The city's population has decreased by more than half, but club membership has declined by less, from 2,200 members before the storm to 1,800 now. The Mardi Gras marathon, half marathon and 5K, with registration of 3,154 runners, was down one-third from last year but marked a major triumph for race director Bill Burke and George's NOTC.
"We've had surprisingly good attendance at some of our smaller club races over the past five months," said George, who has been a leader in the club for 25 years. "It's been gratifying to see our members rally from all over the area and participate. But there's no doubt that this is our finest hour."
Burke, at the start in the shadow of the Superdome, was equally pleased. "It couldn't have come out better. To think what was happening right here five months ago, it's just surreal how far we've come."

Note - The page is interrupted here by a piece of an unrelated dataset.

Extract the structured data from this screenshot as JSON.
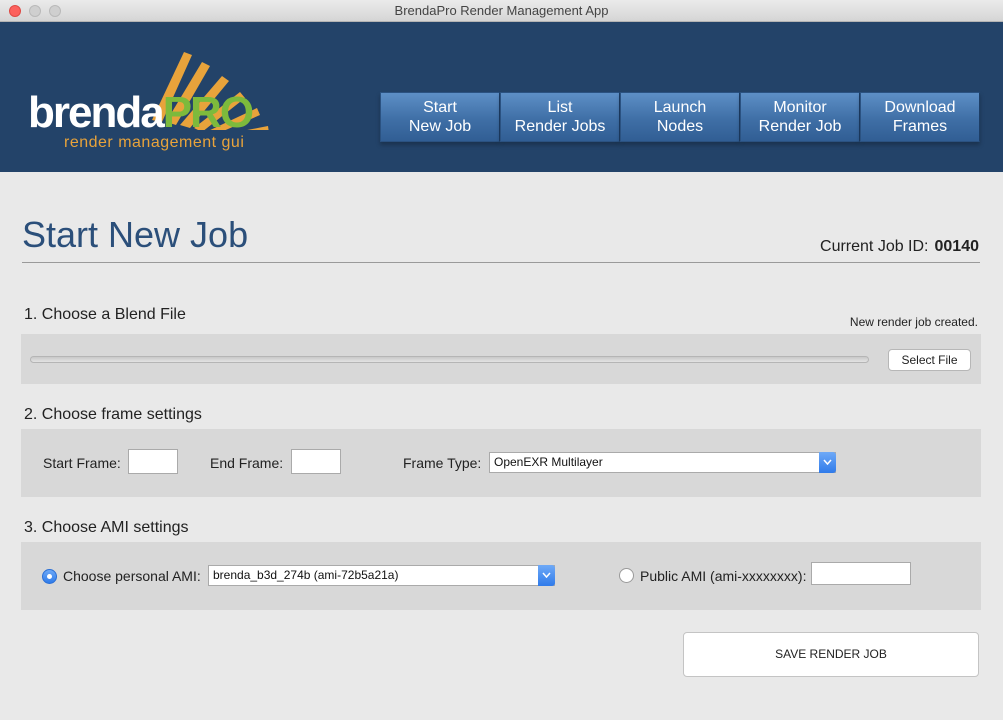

Certainly no one had ever run on a marathon course quite like this. A group of seven from Reston came to "spend a little money and show support for the city and her residents," according to Anna Bradford, a social worker for trauma survivors at Inova Fairfax Hospital. The group ran with yellow singlets that read, "Reston Runners Love New Orleans."

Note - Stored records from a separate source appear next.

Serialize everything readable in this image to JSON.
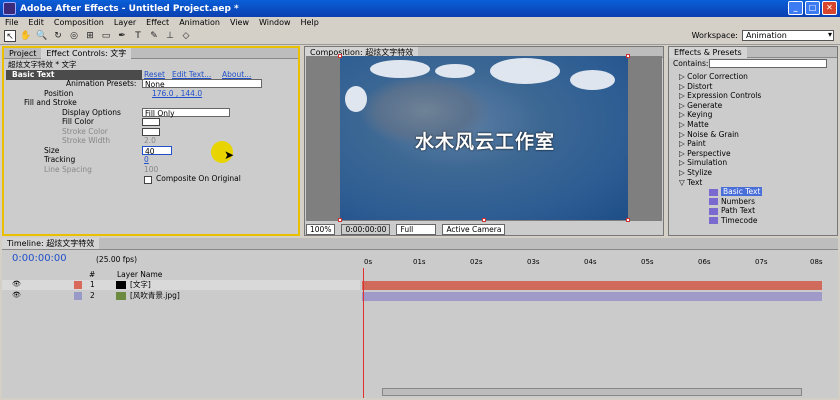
{
  "window": {
    "title": "Adobe After Effects - Untitled Project.aep *"
  },
  "menu": [
    "File",
    "Edit",
    "Composition",
    "Layer",
    "Effect",
    "Animation",
    "View",
    "Window",
    "Help"
  ],
  "workspace": {
    "label": "Workspace:",
    "value": "Animation"
  },
  "left_panel": {
    "tabs": [
      "Project",
      "Effect Controls: 文字"
    ],
    "comp_path": "超炫文字特效 * 文字",
    "effect_name": "Basic Text",
    "reset": "Reset",
    "edit_text": "Edit Text...",
    "about": "About...",
    "animation_presets_label": "Animation Presets:",
    "animation_presets_value": "None",
    "position_label": "Position",
    "position_value": "176.0 , 144.0",
    "fill_stroke": "Fill and Stroke",
    "display_options_label": "Display Options",
    "display_options_value": "Fill Only",
    "fill_color": "Fill Color",
    "stroke_color": "Stroke Color",
    "stroke_width_label": "Stroke Width",
    "stroke_width_value": "2.0",
    "size_label": "Size",
    "size_value": "40",
    "tracking_label": "Tracking",
    "tracking_value": "0",
    "line_spacing_label": "Line Spacing",
    "line_spacing_value": "100",
    "composite_label": "Composite On Original"
  },
  "composition": {
    "tab": "Composition: 超炫文字特效",
    "text": "水木风云工作室",
    "zoom": "100%",
    "timecode": "0:00:00:00",
    "quality": "Full",
    "camera": "Active Camera"
  },
  "effects_panel": {
    "tab": "Effects & Presets",
    "contains": "Contains:",
    "items": [
      "Color Correction",
      "Distort",
      "Expression Controls",
      "Generate",
      "Keying",
      "Matte",
      "Noise & Grain",
      "Paint",
      "Perspective",
      "Simulation",
      "Stylize",
      "Text"
    ],
    "text_children": [
      "Basic Text",
      "Numbers",
      "Path Text",
      "Timecode"
    ]
  },
  "timeline": {
    "tab": "Timeline: 超炫文字特效",
    "timecode": "0:00:00:00",
    "fps": "(25.00 fps)",
    "col_num": "#",
    "col_layer": "Layer Name",
    "ruler": [
      "0s",
      "01s",
      "02s",
      "03s",
      "04s",
      "05s",
      "06s",
      "07s",
      "08s"
    ],
    "layers": [
      {
        "num": "1",
        "name": "[文字]",
        "color": "#d96a5a"
      },
      {
        "num": "2",
        "name": "[风吹青景.jpg]",
        "color": "#9a9ac8"
      }
    ]
  }
}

"None of us came here to race," said Bradford, president of the club. "It's just about being here."
For natives who lived through the storm, the fact the event happened at all was enough. Cathy Voelkel, 48, ran the half marathon and past her former neighborhood in Lakeview. These days, she lives in a FEMA-provided trailer in nearby Metairie. Voelkel, a native New Orleanian, rode out the storm with her sister in Shreveport, La.
"You deal with it," Voelkel said. "It's part of life. This race, this is what's important. Runners are such good people, it's good to share a day with them. It's good to be back on a routine."